A pesar de todo lo que este falso sistema aparente que el sofismo contemporáneo nos trata de imponer, existen muchas personas que han realizado una verdadera revolución espiritual, es más, están entregadas a la voluntad de Dios del cual hacen un sistema de vida a través de distintas fuentes o categorías, dichas personas son las que practican el Islam, de tal forma que los verdaderos musulmanes la han hecho ascender como religión de paz, que a partir del Sagrado Corán, la tradición, el consenso de Sabios y la razón (Al-‘Aql) han logrado traer de vuelta la espiritualidad. Las prácticas de las leyes del Islam ennoblecen el espíritu de quién las practica, el noble ejemplo que tenemos es a la mujer musulmana, cuyo carácter de entrega a la voluntad Divina hace que se presente ante los demás con su velo, característico de la modestia de una mujer que se cubre ante Dios, estableciendo así un límite entre su pureza y la impureza que hay en el exterior (Qur’an 24: 30-31). En cambio en occidente la decadencia hace que las mujeres desplieguen su máximo exhibicionismo al establecer patrones de modas de los cuales sus cuerpos son mercancías o monedas de cambio, ellas se vuelven una divisa más en el bolsillo del tipo común de hombre. Por esta razón es que la mujer occidental se siente desvalorizada como mujer, atadas a fenómenos que solo le ofrecen temporalidad banal en este mundo material. 
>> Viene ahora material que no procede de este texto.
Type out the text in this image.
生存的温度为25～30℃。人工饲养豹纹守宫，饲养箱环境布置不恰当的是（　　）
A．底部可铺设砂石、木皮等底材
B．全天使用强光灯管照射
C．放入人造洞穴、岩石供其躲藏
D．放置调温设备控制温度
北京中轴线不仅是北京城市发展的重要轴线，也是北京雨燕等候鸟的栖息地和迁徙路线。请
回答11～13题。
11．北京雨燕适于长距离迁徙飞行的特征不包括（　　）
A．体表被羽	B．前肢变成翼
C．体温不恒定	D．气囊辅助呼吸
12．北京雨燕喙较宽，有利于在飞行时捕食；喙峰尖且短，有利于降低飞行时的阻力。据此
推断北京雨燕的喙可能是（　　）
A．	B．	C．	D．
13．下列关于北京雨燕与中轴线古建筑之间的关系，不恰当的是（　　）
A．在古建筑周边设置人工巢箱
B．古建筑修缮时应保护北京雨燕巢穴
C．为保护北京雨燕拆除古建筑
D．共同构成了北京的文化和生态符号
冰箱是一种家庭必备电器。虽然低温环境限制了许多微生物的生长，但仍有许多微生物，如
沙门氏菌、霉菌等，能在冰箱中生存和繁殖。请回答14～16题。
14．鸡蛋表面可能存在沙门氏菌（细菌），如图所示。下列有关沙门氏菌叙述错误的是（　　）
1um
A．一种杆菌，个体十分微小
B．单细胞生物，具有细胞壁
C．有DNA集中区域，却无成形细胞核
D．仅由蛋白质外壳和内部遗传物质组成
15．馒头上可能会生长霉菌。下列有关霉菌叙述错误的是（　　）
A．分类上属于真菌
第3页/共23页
Entonces resulta que a la mayoría de las musulmanas en occidente sufren un tipo de ostracismo en cuanto a varios ámbitos de las sociedades, lo que les impide muchas veces poder encontrar un empleo que les permite poder adquirir ingresos para los gastos que surgen en el transcurso del tiempo en las necesidades básicas que el ser humano encuentra en la vida (Tabatabai, 1989). Llegado a este punto nos hace reconsiderar algunos de los puntos que han sido modificados o configurados adrede por los medios masivos de comunicación habiendo así muchos que son falsos entre los verdaderos musulmanes. Anteriormente mencionamos o hicimos hincapié en el de la vestimenta, ahora los otros son: maltrato a la mujer y matrimonio islámico.
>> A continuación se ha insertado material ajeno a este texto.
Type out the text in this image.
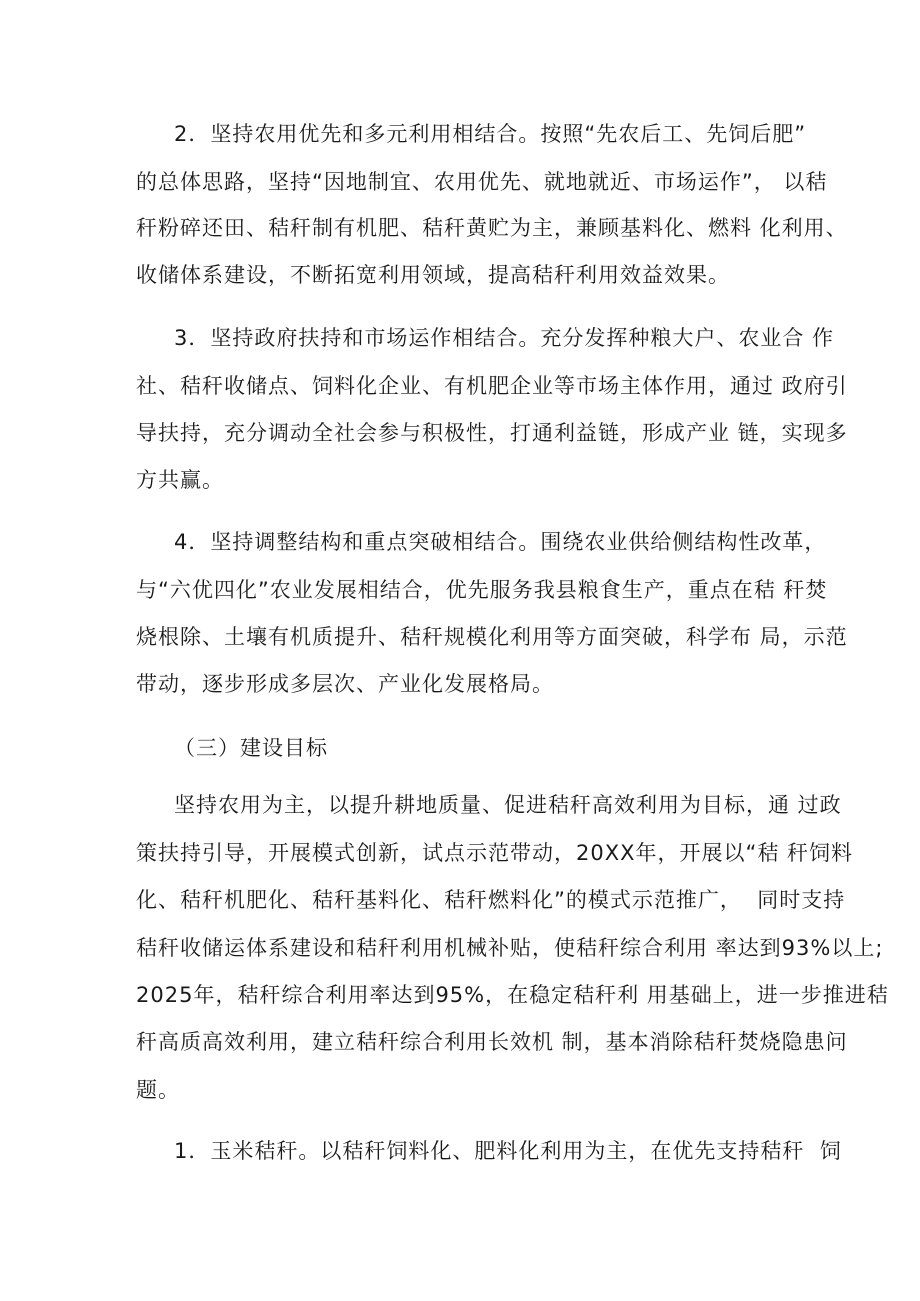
2．坚持农用优先和多元利用相结合。按照“先农后工、先饲后肥”
的总体思路，坚持“因地制宜、农用优先、就地就近、市场运作”， 以秸
秆粉碎还田、秸秆制有机肥、秸秆黄贮为主，兼顾基料化、燃料 化利用、
收储体系建设，不断拓宽利用领域，提高秸秆利用效益效果。
3．坚持政府扶持和市场运作相结合。充分发挥种粮大户、农业合 作
社、秸秆收储点、饲料化企业、有机肥企业等市场主体作用，通过 政府引
导扶持，充分调动全社会参与积极性，打通利益链，形成产业 链，实现多
方共赢。
4．坚持调整结构和重点突破相结合。围绕农业供给侧结构性改革，
与“六优四化”农业发展相结合，优先服务我县粮食生产，重点在秸 秆焚
烧根除、土壤有机质提升、秸秆规模化利用等方面突破，科学布 局，示范
带动，逐步形成多层次、产业化发展格局。
（三）建设目标
坚持农用为主，以提升耕地质量、促进秸秆高效利用为目标，通 过政
策扶持引导，开展模式创新，试点示范带动，20XX年，开展以“秸 秆饲料
化、秸秆机肥化、秸秆基料化、秸秆燃料化”的模式示范推广，  同时支持
秸秆收储运体系建设和秸秆利用机械补贴，使秸秆综合利用 率达到93%以上;
2025年，秸秆综合利用率达到95%，在稳定秸秆利 用基础上，进一步推进秸
秆高质高效利用，建立秸秆综合利用长效机 制，基本消除秸秆焚烧隐患问
题。
1．玉米秸秆。以秸秆饲料化、肥料化利用为主，在优先支持秸秆  饲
Se deduce que muchas veces los hombres musulmanes maltratan a las mujeres musulmanas y que estas mismas no se defienden ante alguna ley que las ampare, pero el caso es que estos casos son cuestiones particulares, o sea noticias difundidas de forma sensacionalista que es probable que hayan sucedido en cualquier país, es así como lo hacen nota roja para que el mundo lo crea. Por consiguiente el hecho es tomado como extremo, hecho en el país del cual se emitió la nota o noticia. Esto a su vez crea un virus ideario el cual se introduce en la memoria de la persona con poca información o peor aún cero conocimiento de dicho lugar (Banrepcultural, 2014). Esto nos lleva a considerar que el maltrato en una sociedad islámica hacia la mujer debe de ser primero considerado estrictamente a través del Islam además de evaluar los contenidos de difusión de los medios considerando a estos como medios de difusión cultural islámica seria y sin fundamentalismos. 
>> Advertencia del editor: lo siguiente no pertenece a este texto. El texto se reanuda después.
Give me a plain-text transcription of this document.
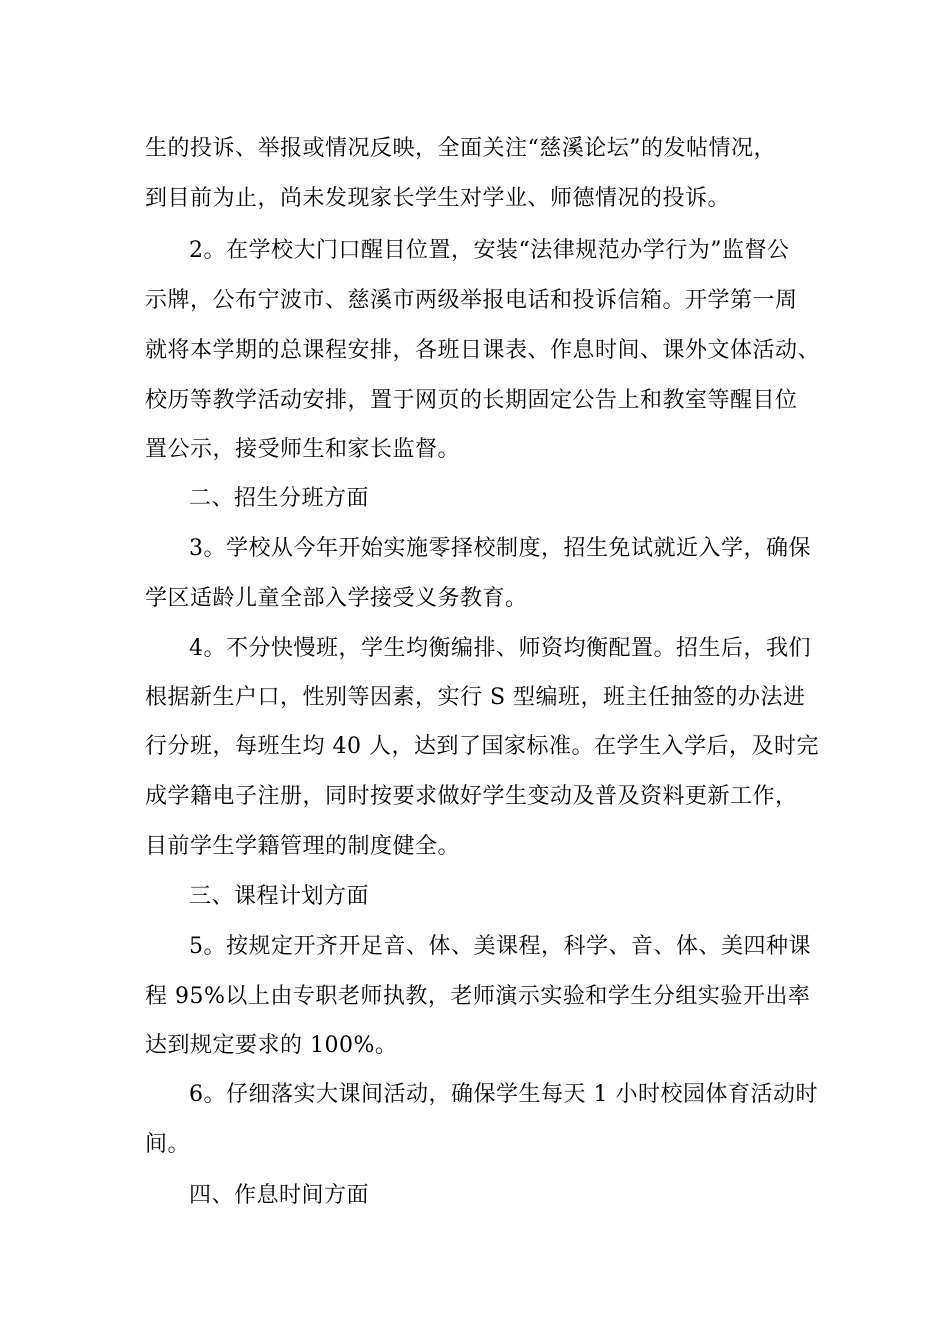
生的投诉、举报或情况反映，全面关注“慈溪论坛”的发帖情况，
到目前为止，尚未发现家长学生对学业、师德情况的投诉。
2。在学校大门口醒目位置，安装“法律规范办学行为”监督公
示牌，公布宁波市、慈溪市两级举报电话和投诉信箱。开学第一周
就将本学期的总课程安排，各班日课表、作息时间、课外文体活动、
校历等教学活动安排，置于网页的长期固定公告上和教室等醒目位
置公示，接受师生和家长监督。
二、招生分班方面
3。学校从今年开始实施零择校制度，招生免试就近入学，确保
学区适龄儿童全部入学接受义务教育。
4。不分快慢班，学生均衡编排、师资均衡配置。招生后，我们
根据新生户口，性别等因素，实行 S 型编班，班主任抽签的办法进
行分班，每班生均 40 人，达到了国家标准。在学生入学后，及时完
成学籍电子注册，同时按要求做好学生变动及普及资料更新工作，
目前学生学籍管理的制度健全。
三、课程计划方面
5。按规定开齐开足音、体、美课程，科学、音、体、美四种课
程 95%以上由专职老师执教，老师演示实验和学生分组实验开出率
达到规定要求的 100%。
6。仔细落实大课间活动，确保学生每天 1 小时校园体育活动时
间。
四、作息时间方面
Examinemos brevemente algunas consideraciones sobre una de las palabras árabes que han sido manipuladas bajo contextos con fines políticos en nuestros medios occidentales. La palabra a considerar es daraba que se puede traducir como “causar un efecto impactante, dar un golpe de efecto, llamar la atención”, lo que se refiere a que es un golpe conductual, a saber, de cambio, es decir que, al pasar por alto una regla establecida puede llevar hacia un daño a corto plazo de manera espiritual y física. Es así como las consideraciones anteriores se nos presentan en un orden cuyo fin es que las sociedades asciendan en varias categorías de la vida que son importantes para que el ser humano no se extravíe y descienda a niveles profundos donde se le compare a los bajos instintos de las bestias salvajes donde solo sirvan para poder sobrevivir a este mundo.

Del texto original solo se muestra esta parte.